I learned after marrying her that she is highly strung and short-tempered. She always says rude things like, “That ticks me off,” “I’m tired” or “So annoying.” And she always looks sullen. She is also verbally abusive to our two daughters, both of whom are primary school students.
I’ve made efforts to entertain my family to meet her expectations. However, she never seems to be grateful. When I offer to help with household chores, she refuses, saying, “You’d just get in the way.”
When I try to talk with her heart-to-heart, she snaps back that I’m “not much of a man.” She even tells me, “When the children grow up, I’ll divorce you and get a ton of compensation money.”
I take this to mean she thinks I’m such a horrible husband that this is all she has to look forward to in life. This makes me feel very sad.
It’s probably due to her influence, but our older daughter has become defiant toward me. I end up seeking moral support from our kind, younger daughter.
Nevertheless, I still love my wife. I want to live with her happily somehow. How can I improve our relationship?
Dear Mr. A:
While reading your long letter complaining of your suffering, I thought it’s too cruel for you to live with such a wife. So I was surprised to read that last part: “Nevertheless, I still love my wife.”
If you really do, don’t quietly endure life under her thumb.

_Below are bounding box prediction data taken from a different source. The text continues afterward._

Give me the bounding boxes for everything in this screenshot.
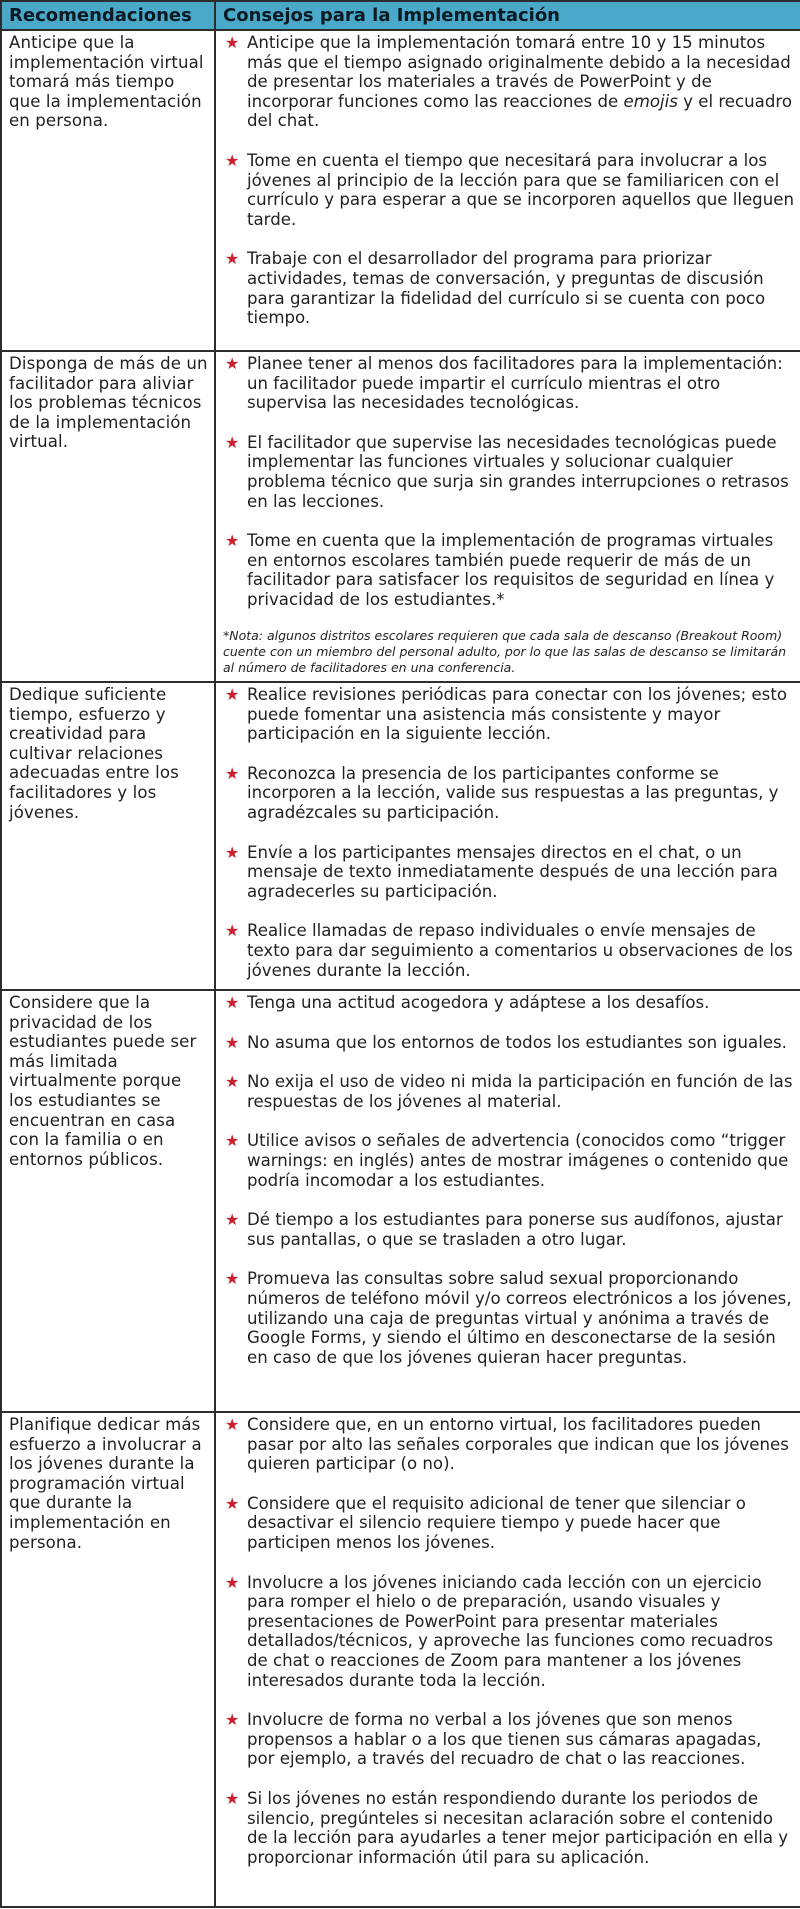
tips-cell <box>215 351 800 682</box>
recommendation-cell: Disponga de más de un facilitador para aliviar los problemas técnicos de la implementación virtual. <box>1 351 215 682</box>
tip-text: Considere que el requisito adicional de tener que silenciar o desactivar el silencio requiere tiempo y puede hacer que participen menos los jóvenes. <box>247 1493 746 1552</box>
star-icon: ★ <box>225 921 240 941</box>
table-row <box>1 30 800 351</box>
list-item <box>223 1573 794 1691</box>
table-header-row <box>1 1 800 30</box>
list-item <box>223 433 794 511</box>
tip-text: Si los jóvenes no están respondiendo durante los periodos de silencio, pregúnteles si necesitan aclaración sobre el contenido de la lección para ayudarles a tener mejor participación en ella y proporcionar información útil para su aplicación. <box>247 1788 789 1867</box>
list-item <box>223 1033 794 1053</box>
tips-list <box>223 33 794 328</box>
recommendation-cell: Anticipe que la implementación virtual tomará más tiempo que la implementación en persona. <box>1 30 215 351</box>
tip-text: Utilice avisos o señales de advertencia (conocidos como “trigger warnings: en inglés) antes de mostrar imágenes o contenido que podría incomodar a los estudiantes. <box>247 1131 789 1190</box>
star-icon: ★ <box>225 249 240 269</box>
star-icon: ★ <box>225 685 240 704</box>
list-item <box>223 354 794 413</box>
star-icon: ★ <box>225 150 240 170</box>
tip-text: No asuma que los entornos de todos los estudiantes son iguales. <box>247 1032 787 1052</box>
tip-text: Reconozca la presencia de los participantes conforme se incorporen a la lección, valide sus respuestas a las preguntas, y agradézcales su participación. <box>247 763 779 822</box>
tip-text-emphasis: emojis <box>623 91 678 111</box>
star-icon: ★ <box>225 1210 240 1230</box>
list-item <box>223 1269 794 1367</box>
tip-text: Involucre de forma no verbal a los jóvenes que son menos propensos a hablar o a los que tienen sus cámaras apagadas, por ejemplo, a través del recuadro de chat o las reacciones. <box>247 1710 762 1769</box>
recommendation-cell: Considere que la privacidad de los estudiantes puede ser más limitada virtualmente porque los estudiantes se encuentran en casa con la familia o en entornos públicos. <box>1 990 215 1412</box>
star-icon: ★ <box>225 1415 240 1434</box>
list-item <box>223 249 794 327</box>
star-icon: ★ <box>225 842 240 862</box>
star-icon: ★ <box>225 1572 240 1592</box>
table-row <box>1 990 800 1412</box>
list-item <box>223 151 794 229</box>
tips-cell <box>215 30 800 351</box>
list-item <box>223 33 794 131</box>
list-item <box>223 685 794 744</box>
list-item <box>223 921 794 980</box>
star-icon: ★ <box>225 531 240 551</box>
list-item <box>223 1072 794 1111</box>
star-icon: ★ <box>225 763 240 783</box>
star-icon: ★ <box>225 1072 240 1092</box>
list-item <box>223 1710 794 1769</box>
list-item <box>223 1131 794 1190</box>
star-icon: ★ <box>225 1710 240 1730</box>
tips-list <box>223 685 794 980</box>
tip-text-end: y el recuadro del chat. <box>247 91 792 131</box>
tip-text: Dé tiempo a los estudiantes para ponerse sus audífonos, ajustar sus pantallas, o que se trasladen a otro lugar. <box>247 1210 783 1249</box>
tip-text: Promueva las consultas sobre salud sexual proporcionando números de teléfono móvil y/o correos electrónicos a los jóvenes, utilizando una caja de preguntas virtual y anónima a través de Google Forms, y siendo el último en desconectarse de la sesión en caso de que los jóvenes quieran hacer preguntas. <box>247 1269 792 1367</box>
recommendation-cell: Planifique dedicar más esfuerzo a involucrar a los jóvenes durante la programación virtual que durante la implementación en persona. <box>1 1412 215 1907</box>
recommendation-cell: Dedique suficiente tiempo, esfuerzo y creatividad para cultivar relaciones adecuadas entre los facilitadores y los jóvenes. <box>1 682 215 990</box>
list-item <box>223 993 794 1013</box>
list-item <box>223 764 794 823</box>
tip-text: Tenga una actitud acogedora y adáptese a los desafíos. <box>247 993 710 1012</box>
table-row <box>1 351 800 682</box>
star-icon: ★ <box>225 993 240 1012</box>
tip-text: Realice llamadas de repaso individuales o envíe mensajes de texto para dar seguimiento a comentarios u observaciones de los jóvenes durante la lección. <box>247 921 793 980</box>
tips-list <box>223 1415 794 1867</box>
header-recommendations: Recomendaciones <box>1 1 215 30</box>
tips-cell <box>215 682 800 990</box>
tip-text: Envíe a los participantes mensajes directos en el chat, o un mensaje de texto inmediatamente después de una lección para agradecerles su participación. <box>247 842 778 901</box>
star-icon: ★ <box>225 1131 240 1151</box>
tip-text: Planee tener al menos dos facilitadores para la implementación: un facilitador puede impartir el currículo mientras el otro supervisa las necesidades tecnológicas. <box>247 354 783 413</box>
tips-cell <box>215 990 800 1412</box>
tip-text: Realice revisiones periódicas para conectar con los jóvenes; esto puede fomentar una asistencia más consistente y mayor participación en la siguiente lección. <box>247 685 787 744</box>
star-icon: ★ <box>225 432 240 452</box>
star-icon: ★ <box>225 1493 240 1513</box>
tip-text: Tome en cuenta que la implementación de programas virtuales en entornos escolares también puede requerir de más de un facilitador para satisfacer los requisitos de seguridad en línea y privacidad de los estudiantes.* <box>247 531 775 609</box>
star-icon: ★ <box>225 1788 240 1808</box>
tip-text: No exija el uso de video ni mida la participación en función de las respuestas de los jóvenes al material. <box>247 1072 793 1111</box>
list-item <box>223 1494 794 1553</box>
tip-text: Trabaje con el desarrollador del programa para priorizar actividades, temas de conversación, y preguntas de discusión para garantizar la fidelidad del currículo si se cuenta con poco tiempo. <box>247 249 766 328</box>
table-row <box>1 1412 800 1907</box>
tip-text: Involucre a los jóvenes iniciando cada lección con un ejercicio para romper el hielo o de preparación, usando visuales y presentaciones de PowerPoint para presentar materiales detallados/técnicos, y aproveche las funciones como recuadros de chat o reacciones de Zoom para mantener a los jóvenes interesados durante toda la lección. <box>247 1572 773 1690</box>
star-icon: ★ <box>225 33 240 52</box>
list-item <box>223 1210 794 1249</box>
footnote: *Nota: algunos distritos escolares requieren que cada sala de descanso (Breakout Room) cuente con un miembro del personal adulto, por lo que las salas de descanso se limitarán al número de facilitadores en una conferencia. <box>223 627 787 675</box>
list-item <box>223 1415 794 1474</box>
star-icon: ★ <box>225 1032 240 1052</box>
list-item <box>223 843 794 902</box>
table-row <box>1 682 800 990</box>
tip-text: El facilitador que supervise las necesidades tecnológicas puede implementar las funciones virtuales y solucionar cualquier problema técnico que surja sin grandes interrupciones o retrasos en las lecciones. <box>247 432 789 511</box>
tip-text: Anticipe que la implementación tomará entre 10 y 15 minutos más que el tiempo asignado originalmente debido a la necesidad de presentar los materiales a través de PowerPoint y de incorporar funciones como las reacciones de <box>247 33 791 111</box>
star-icon: ★ <box>225 1269 240 1289</box>
star-icon: ★ <box>225 354 240 373</box>
list-item <box>223 531 794 609</box>
list-item <box>223 1789 794 1867</box>
tip-text: Tome en cuenta el tiempo que necesitará para involucrar a los jóvenes al principio de la lección para que se familiaricen con el currículo y para esperar a que se incorporen aquellos que lleguen tarde. <box>247 150 794 229</box>
tip-text: Considere que, en un entorno virtual, los facilitadores pueden pasar por alto las señales corporales que indican que los jóvenes quieren participar (o no). <box>247 1415 789 1474</box>
tips-list <box>223 993 794 1367</box>
tips-cell <box>215 1412 800 1907</box>
tips-list <box>223 354 794 610</box>
header-implementation-tips: Consejos para la Implementación <box>215 1 800 30</box>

First of all, you need to know why she is saying things like, “When the children grow up, I’ll divorce you and get a ton of compensation money.” If you leave critical matters like this alone without understanding them, the situation will simply get worse.
However, let me tell you one thing. A person in a marriage who resorts to verbal abuse wants to hurt the other partner and is not necessarily saying what’s really on his or her mind. Maybe your wife just can’t stop venting her frustration at you as you never seem to get mad about what she tells you.
I suggest you express your opinions strongly whenever necessary, quietly listen to her complaints and take her side, and pass off trivial matters with a smile.
If you just agree that “I’m a hopeless husband” as she says, it will only further irritate her.
You need to be confident in yourself to confront her so that you can firmly say to her: “If you want to divorce me, fine. But my love for you won’t change.”